Les 15 mesures potentielles du FMI en France
En nous basant sur les différents exemples de crise de la dette dans des pays de la zone euro (Grèce, Portugal, Irlande), qui ont entraîné une prise en charge par le FMI, voici à quoi pourraient ressembler ces mesures. Elles seraient dans les faits certainement formulées par une troïka, comme en Grèce par exemple, où le FMI était intervenu aux côtés de la BCE et de la Commission européenne.
Dans la fonction publique
1/ Baisse de salaires et hausse du temps de travail des fonctionnaires
Il pourrait en effet s'agir dans un premier temps de baisser les salaires des fonctionnaires et d'augmenter leur temps de travail. En Grèce, l'intervention du FMI avait entraîné une baisse de salaires des fonctionnaires de 20 à 30 %. Cette baisse avait été de 15 % au Portugal et de 14 % en Irlande. Le FMI avait également exigé la suppression des bonus et promotions au Portugal. Quant à la hausse du nombre d’heures de travail hebdomadaires, on était passé de 37,5 à 40 heures en Grèce, de 35 à 40 heures au Portugal et de 35 à 37 heures ou 37 à 39 heures selon le secteur en Irlande.
2/ Licenciement ou non-remplacement de fonctionnaires
Toujours concernant la fonction publique, c'est 275 000 fonctionnaires qui avaient été licenciés ou non-remplacés (-30 % des effectifs) en Grèce suite à l'intervention du FMI. Il avait également exigé une baisse de 12 % des effectifs au Portugal, et de plus de 10 % en Irlande.
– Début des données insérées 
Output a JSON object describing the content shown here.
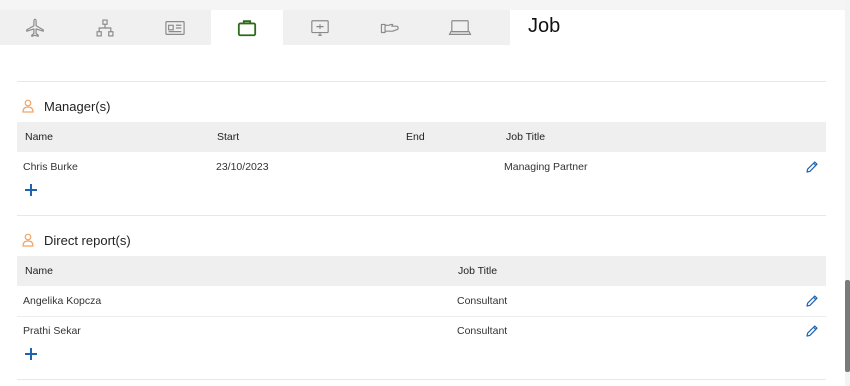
{
  "tabs": [
    {
      "icon": "airplane-icon",
      "active": false
    },
    {
      "icon": "org-chart-icon",
      "active": false
    },
    {
      "icon": "id-card-icon",
      "active": false
    },
    {
      "icon": "briefcase-icon",
      "active": true
    },
    {
      "icon": "monitor-icon",
      "active": false
    },
    {
      "icon": "hand-icon",
      "active": false
    },
    {
      "icon": "laptop-icon",
      "active": false
    }
  ],
  "page": {
    "title": "Job"
  },
  "colors": {
    "accent": "#1f62b0",
    "active_icon": "#2e6a1e",
    "person_icon": "#f0a465",
    "tab_icon": "#8a8a8a"
  },
  "managers": {
    "title": "Manager(s)",
    "columns": {
      "name": "Name",
      "start": "Start",
      "end": "End",
      "job_title": "Job Title"
    },
    "rows": [
      {
        "name": "Chris Burke",
        "start": "23/10/2023",
        "end": "",
        "job_title": "Managing Partner"
      }
    ]
  },
  "direct_reports": {
    "title": "Direct report(s)",
    "columns": {
      "name": "Name",
      "job_title": "Job Title"
    },
    "rows": [
      {
        "name": "Angelika Kopcza",
        "job_title": "Consultant"
      },
      {
        "name": "Prathi Sekar",
        "job_title": "Consultant"
      }
    ]
  }
}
3/ Réduction des dépenses des collectivités locales
Le FMI pourrait également imposer une réduction des dépenses des collectivités locales. Elles avaient été de 40 % en Grèce, de 22 % au Portugal et de 60 % en Irlande. Dans ce dernier pays, on avait également observé une baisse de 40 % du nombre d’élus locaux et la division par quatre du nombre d’autorités locales.
En Grèce, le nombre de collectivités avait été divisé par deux, par des fusions de municipalités et régions. Le FMI avait également imposé dans ce même pays une règle de non-déficit pour les collectivités locales.
4/ Programme de privatisation d’entreprises publiques
On observe finalement que lorsqu'il était intervenu en Grèce et au Portugal, le FMI avait lancé d'importants programmes de privatisation d'entreprises, qui comprenaient des privatisations massives de ports, aéroports, compagnies des eaux et d’électricité, services postaux, etc. Mesure que le FMI pourrait reproduire en France dans l'hypothèse de son intervention.
Santé et éducation
Les mesures imposées par le FMI en France pourraient également concerner les secteurs de la santé et de l'éducation.
5/ Réduction des dépenses de santé et fermeture d’hôpitaux
En Grèce, les dépenses de santé ont été plafonnées à 6%. Le Portugal avait dû observer une réduction de 20 % de ces mêmes dépenses. En Irlande, le FMI avait également imposé une baisse des dépenses de santé. La dépense publique en la matière est alors passée de 8% du PIB en 2010 à 5% en 2015.
En parallèle, la Grèce et le Portugal avaient dû opérer une hausse des frais à la charge des patients, alors qu'en Irlande, l’aide médicale gratuite avait été davantage conditionnée.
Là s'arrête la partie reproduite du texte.